Techtronic Industries probably doesn't mean anything to you, but its brands do. The Hong Kong group sells electroportable DIY equipment to a variety of audiences. The professionals with Milwaukee or Hart, the informed amateurs with AEG and the general public via Ryobi or Homelite. The company is also positioned on vacuum cleaners (Hoover, Dirt Devil, Oreck, Vax). Three-quarters of revenues are generated in North America. Techtronic has entered a phase of marked growth and has a robust financial situation. It has a favorable revenue and earnings revision trajectory. Its CEO, Joseph Galli, recently demonstrated his confidence by strengthening innovation and diversifying the production base, so as not to be caught off guard by customs surcharges or the consequences of Covid. Galli is aware of the stakes involved in the commercial arm-wrestling match between China and the United States and has been able to adapt his group's strategy to this new situation, which does not fail to reassure the investors that we are.
Chugai Pharmaceutical will celebrate its centennial in 2025. The company is one of Japan's five largest pharmaceutical companies. Since 2002, it has been part of the Roche Group, which owns nearly 60% of the company. Their joint R&D has led to the launch of RoActemra, a treatment for rheumatoid arthritis. The entry of this company in MarketScreener's Asia Investor portfolio is intended to improve its defensive position, by positioning itself on a solid player with attractive growth prospects and excellent visibility. Chugai has appeared on our radars through the recent positive revisions of earnings per share and short and medium-term sales, visible in the outperformance ratings.

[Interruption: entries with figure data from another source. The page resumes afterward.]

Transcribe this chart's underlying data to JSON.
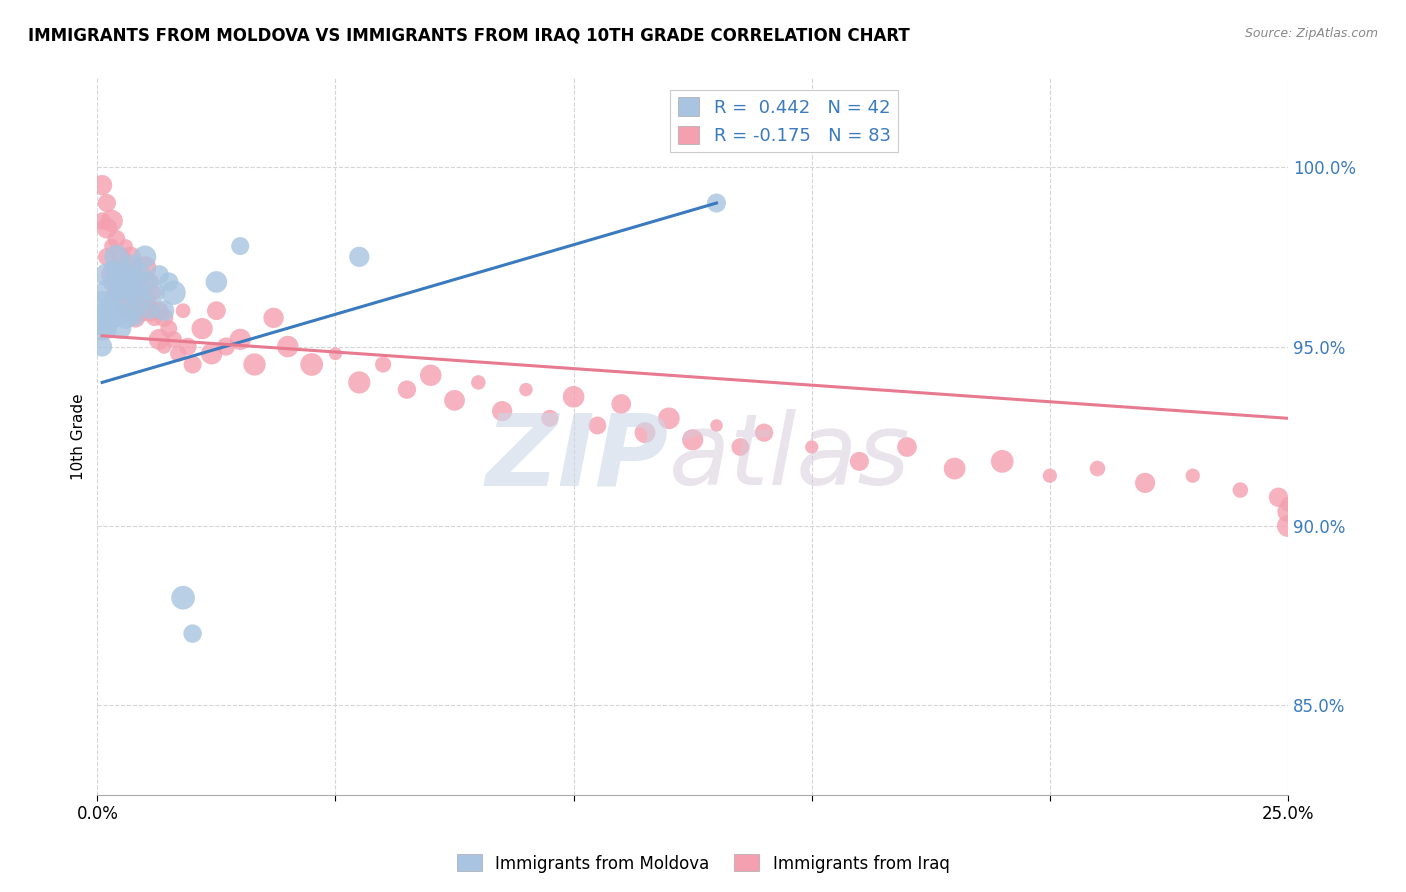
{
  "title": "IMMIGRANTS FROM MOLDOVA VS IMMIGRANTS FROM IRAQ 10TH GRADE CORRELATION CHART",
  "source": "Source: ZipAtlas.com",
  "ylabel": "10th Grade",
  "ytick_labels": [
    "85.0%",
    "90.0%",
    "95.0%",
    "100.0%"
  ],
  "ytick_values": [
    0.85,
    0.9,
    0.95,
    1.0
  ],
  "xlim": [
    0.0,
    0.25
  ],
  "ylim": [
    0.825,
    1.025
  ],
  "moldova_color": "#a8c4e0",
  "iraq_color": "#f4a0b0",
  "moldova_line_color": "#3a7abf",
  "iraq_line_color": "#e87a90",
  "background_color": "#ffffff",
  "moldova_x": [
    0.001,
    0.001,
    0.001,
    0.002,
    0.002,
    0.002,
    0.002,
    0.003,
    0.003,
    0.003,
    0.003,
    0.004,
    0.004,
    0.004,
    0.004,
    0.005,
    0.005,
    0.005,
    0.006,
    0.006,
    0.006,
    0.007,
    0.007,
    0.007,
    0.008,
    0.008,
    0.009,
    0.009,
    0.01,
    0.01,
    0.011,
    0.012,
    0.013,
    0.014,
    0.015,
    0.016,
    0.018,
    0.02,
    0.025,
    0.03,
    0.055,
    0.13
  ],
  "moldova_y": [
    0.96,
    0.955,
    0.95,
    0.97,
    0.965,
    0.96,
    0.955,
    0.972,
    0.968,
    0.962,
    0.958,
    0.975,
    0.97,
    0.965,
    0.958,
    0.968,
    0.962,
    0.955,
    0.97,
    0.965,
    0.958,
    0.972,
    0.966,
    0.96,
    0.965,
    0.958,
    0.97,
    0.963,
    0.975,
    0.968,
    0.96,
    0.965,
    0.97,
    0.96,
    0.968,
    0.965,
    0.88,
    0.87,
    0.968,
    0.978,
    0.975,
    0.99
  ],
  "iraq_x": [
    0.001,
    0.001,
    0.002,
    0.002,
    0.002,
    0.003,
    0.003,
    0.003,
    0.004,
    0.004,
    0.004,
    0.005,
    0.005,
    0.005,
    0.006,
    0.006,
    0.006,
    0.007,
    0.007,
    0.007,
    0.008,
    0.008,
    0.008,
    0.009,
    0.009,
    0.01,
    0.01,
    0.011,
    0.011,
    0.012,
    0.012,
    0.013,
    0.013,
    0.014,
    0.014,
    0.015,
    0.016,
    0.017,
    0.018,
    0.019,
    0.02,
    0.022,
    0.024,
    0.025,
    0.027,
    0.03,
    0.033,
    0.037,
    0.04,
    0.045,
    0.05,
    0.055,
    0.06,
    0.065,
    0.07,
    0.075,
    0.08,
    0.085,
    0.09,
    0.095,
    0.1,
    0.105,
    0.11,
    0.115,
    0.12,
    0.125,
    0.13,
    0.135,
    0.14,
    0.15,
    0.16,
    0.17,
    0.18,
    0.19,
    0.2,
    0.21,
    0.22,
    0.23,
    0.24,
    0.248,
    0.25,
    0.25,
    0.25
  ],
  "iraq_y": [
    0.995,
    0.985,
    0.99,
    0.983,
    0.975,
    0.985,
    0.978,
    0.97,
    0.98,
    0.972,
    0.965,
    0.975,
    0.968,
    0.96,
    0.978,
    0.97,
    0.963,
    0.975,
    0.968,
    0.96,
    0.972,
    0.965,
    0.958,
    0.968,
    0.96,
    0.972,
    0.963,
    0.968,
    0.96,
    0.965,
    0.958,
    0.96,
    0.952,
    0.958,
    0.95,
    0.955,
    0.952,
    0.948,
    0.96,
    0.95,
    0.945,
    0.955,
    0.948,
    0.96,
    0.95,
    0.952,
    0.945,
    0.958,
    0.95,
    0.945,
    0.948,
    0.94,
    0.945,
    0.938,
    0.942,
    0.935,
    0.94,
    0.932,
    0.938,
    0.93,
    0.936,
    0.928,
    0.934,
    0.926,
    0.93,
    0.924,
    0.928,
    0.922,
    0.926,
    0.922,
    0.918,
    0.922,
    0.916,
    0.918,
    0.914,
    0.916,
    0.912,
    0.914,
    0.91,
    0.908,
    0.906,
    0.904,
    0.9
  ],
  "mol_line_x": [
    0.001,
    0.13
  ],
  "mol_line_y": [
    0.94,
    0.99
  ],
  "iraq_line_x": [
    0.001,
    0.25
  ],
  "iraq_line_y": [
    0.953,
    0.93
  ]
}
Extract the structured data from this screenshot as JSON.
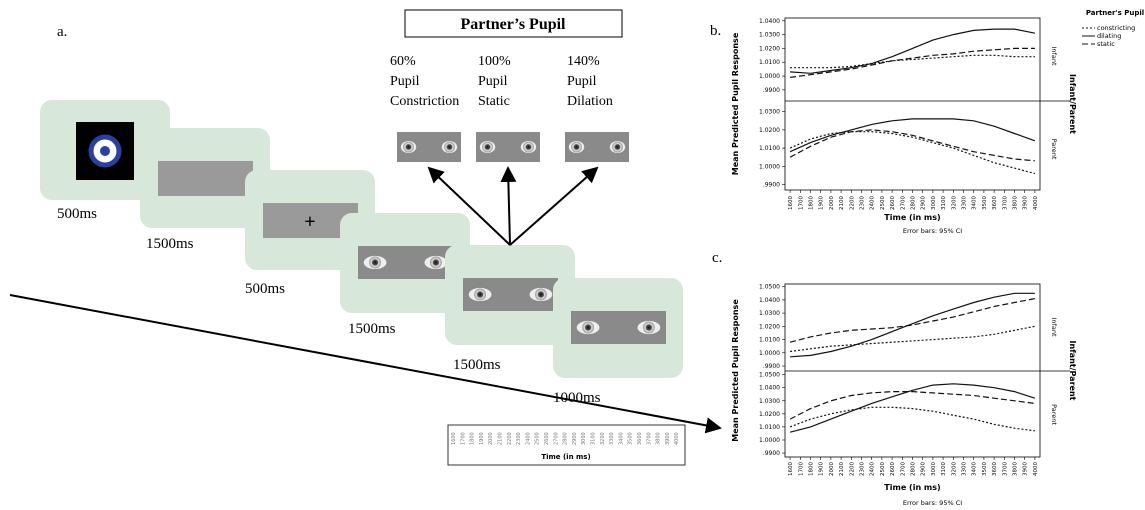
{
  "panel_a": {
    "label": "a.",
    "partner_box": "Partner’s Pupil",
    "conditions": [
      [
        "60%",
        "Pupil",
        "Constriction"
      ],
      [
        "100%",
        "Pupil",
        "Static"
      ],
      [
        "140%",
        "Pupil",
        "Dilation"
      ]
    ],
    "durations": [
      "500ms",
      "1500ms",
      "500ms",
      "1500ms",
      "1500ms",
      "1000ms"
    ],
    "timeline": {
      "ticks": [
        1600,
        1700,
        1800,
        1900,
        2000,
        2100,
        2200,
        2300,
        2400,
        2500,
        2600,
        2700,
        2800,
        2900,
        3000,
        3100,
        3200,
        3300,
        3400,
        3500,
        3600,
        3700,
        3800,
        3900,
        4000
      ],
      "label": "Time (in ms)"
    }
  },
  "chart_data": [
    {
      "type": "line",
      "label": "b.",
      "x_label": "Time (in ms)",
      "y_label": "Mean Predicted Pupil Response",
      "facet_label": "Infant/Parent",
      "note": "Error bars: 95% CI",
      "legend_title": "Partner's Pupil",
      "series": [
        {
          "name": "constricting",
          "dash": "2,2"
        },
        {
          "name": "dilating",
          "dash": "none"
        },
        {
          "name": "static",
          "dash": "6,3"
        }
      ],
      "x": [
        1600,
        1800,
        2000,
        2200,
        2400,
        2600,
        2800,
        3000,
        3200,
        3400,
        3600,
        3800,
        4000
      ],
      "xlim": [
        1550,
        4050
      ],
      "xticks": [
        1600,
        1700,
        1800,
        1900,
        2000,
        2100,
        2200,
        2300,
        2400,
        2500,
        2600,
        2700,
        2800,
        2900,
        3000,
        3100,
        3200,
        3300,
        3400,
        3500,
        3600,
        3700,
        3800,
        3900,
        4000
      ],
      "panels": [
        {
          "facet": "Infant",
          "ylim": [
            0.987,
            1.042
          ],
          "yticks": [
            {
              "value": 0.99,
              "label": ".9900"
            },
            {
              "value": 1.0,
              "label": "1.0000"
            },
            {
              "value": 1.01,
              "label": "1.0100"
            },
            {
              "value": 1.02,
              "label": "1.0200"
            },
            {
              "value": 1.03,
              "label": "1.0300"
            },
            {
              "value": 1.04,
              "label": "1.0400"
            }
          ],
          "values": [
            [
              1.006,
              1.006,
              1.006,
              1.007,
              1.009,
              1.011,
              1.012,
              1.013,
              1.014,
              1.015,
              1.015,
              1.014,
              1.014
            ],
            [
              1.003,
              1.002,
              1.004,
              1.006,
              1.009,
              1.014,
              1.02,
              1.026,
              1.03,
              1.033,
              1.034,
              1.034,
              1.031
            ],
            [
              0.999,
              1.001,
              1.003,
              1.005,
              1.008,
              1.011,
              1.013,
              1.015,
              1.016,
              1.018,
              1.019,
              1.02,
              1.02
            ]
          ]
        },
        {
          "facet": "Parent",
          "ylim": [
            0.987,
            1.032
          ],
          "yticks": [
            {
              "value": 0.99,
              "label": ".9900"
            },
            {
              "value": 1.0,
              "label": "1.0000"
            },
            {
              "value": 1.01,
              "label": "1.0100"
            },
            {
              "value": 1.02,
              "label": "1.0200"
            },
            {
              "value": 1.03,
              "label": "1.0300"
            }
          ],
          "values": [
            [
              1.01,
              1.015,
              1.018,
              1.019,
              1.019,
              1.018,
              1.016,
              1.013,
              1.01,
              1.006,
              1.002,
              0.999,
              0.996
            ],
            [
              1.008,
              1.013,
              1.017,
              1.02,
              1.023,
              1.025,
              1.026,
              1.026,
              1.026,
              1.025,
              1.022,
              1.018,
              1.014
            ],
            [
              1.005,
              1.011,
              1.016,
              1.019,
              1.02,
              1.019,
              1.017,
              1.014,
              1.011,
              1.008,
              1.006,
              1.004,
              1.003
            ]
          ]
        }
      ]
    },
    {
      "type": "line",
      "label": "c.",
      "x_label": "Time (in ms)",
      "y_label": "Mean Predicted Pupil Response",
      "facet_label": "Infant/Parent",
      "note": "Error bars: 95% CI",
      "series": [
        {
          "dash": "2,2"
        },
        {
          "dash": "none"
        },
        {
          "dash": "6,3"
        }
      ],
      "x": [
        1600,
        1800,
        2000,
        2200,
        2400,
        2600,
        2800,
        3000,
        3200,
        3400,
        3600,
        3800,
        4000
      ],
      "xlim": [
        1550,
        4050
      ],
      "xticks": [
        1600,
        1700,
        1800,
        1900,
        2000,
        2100,
        2200,
        2300,
        2400,
        2500,
        2600,
        2700,
        2800,
        2900,
        3000,
        3100,
        3200,
        3300,
        3400,
        3500,
        3600,
        3700,
        3800,
        3900,
        4000
      ],
      "panels": [
        {
          "facet": "Infant",
          "ylim": [
            0.987,
            1.052
          ],
          "yticks": [
            {
              "value": 0.99,
              "label": ".9900"
            },
            {
              "value": 1.0,
              "label": "1.0000"
            },
            {
              "value": 1.01,
              "label": "1.0100"
            },
            {
              "value": 1.02,
              "label": "1.0200"
            },
            {
              "value": 1.03,
              "label": "1.0300"
            },
            {
              "value": 1.04,
              "label": "1.0400"
            },
            {
              "value": 1.05,
              "label": "1.0500"
            }
          ],
          "values": [
            [
              1.001,
              1.003,
              1.005,
              1.006,
              1.007,
              1.008,
              1.009,
              1.01,
              1.011,
              1.012,
              1.014,
              1.017,
              1.02
            ],
            [
              0.997,
              0.998,
              1.001,
              1.005,
              1.01,
              1.016,
              1.022,
              1.028,
              1.033,
              1.038,
              1.042,
              1.045,
              1.045
            ],
            [
              1.008,
              1.012,
              1.015,
              1.017,
              1.018,
              1.019,
              1.021,
              1.024,
              1.027,
              1.031,
              1.035,
              1.038,
              1.041
            ]
          ]
        },
        {
          "facet": "Parent",
          "ylim": [
            0.987,
            1.052
          ],
          "yticks": [
            {
              "value": 0.99,
              "label": ".9900"
            },
            {
              "value": 1.0,
              "label": "1.0000"
            },
            {
              "value": 1.01,
              "label": "1.0100"
            },
            {
              "value": 1.02,
              "label": "1.0200"
            },
            {
              "value": 1.03,
              "label": "1.0300"
            },
            {
              "value": 1.04,
              "label": "1.0400"
            },
            {
              "value": 1.05,
              "label": "1.0500"
            }
          ],
          "values": [
            [
              1.01,
              1.016,
              1.02,
              1.023,
              1.025,
              1.025,
              1.024,
              1.022,
              1.019,
              1.016,
              1.012,
              1.009,
              1.007
            ],
            [
              1.006,
              1.01,
              1.016,
              1.022,
              1.028,
              1.033,
              1.038,
              1.042,
              1.043,
              1.042,
              1.04,
              1.037,
              1.032
            ],
            [
              1.016,
              1.024,
              1.03,
              1.034,
              1.036,
              1.037,
              1.037,
              1.036,
              1.035,
              1.034,
              1.032,
              1.03,
              1.028
            ]
          ]
        }
      ]
    }
  ]
}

Listed on the Hong Kong Stock Exchange, Xiaomi is valued at CNY 383 billion, the equivalent of EUR 46.8 billion. It is a heavyweight in the mobile phone industry. This player has arrived in European stores with the goal of offering quality mobiles at prices that tend to be lower than its competitors such as Samsung or Apple. Its turnover grew by 80% between 2017 and 2019 and the company shows equivalent growth prospects between now and 2022. Moreover, the Chinese group is in a healthy financial situation with negative financial leverage (-2.3x) underlining a cash surplus and has a free cash flow of CNY20.4bn or EUR2.5bn. On the other hand, Xiaomi is trading on high earnings multiples: 38.1x its estimated net earnings per share for the current financial year. But on several other metrics, valuation remains interesting, especially if growth remains as steep as it is, which is what analysts seem to think.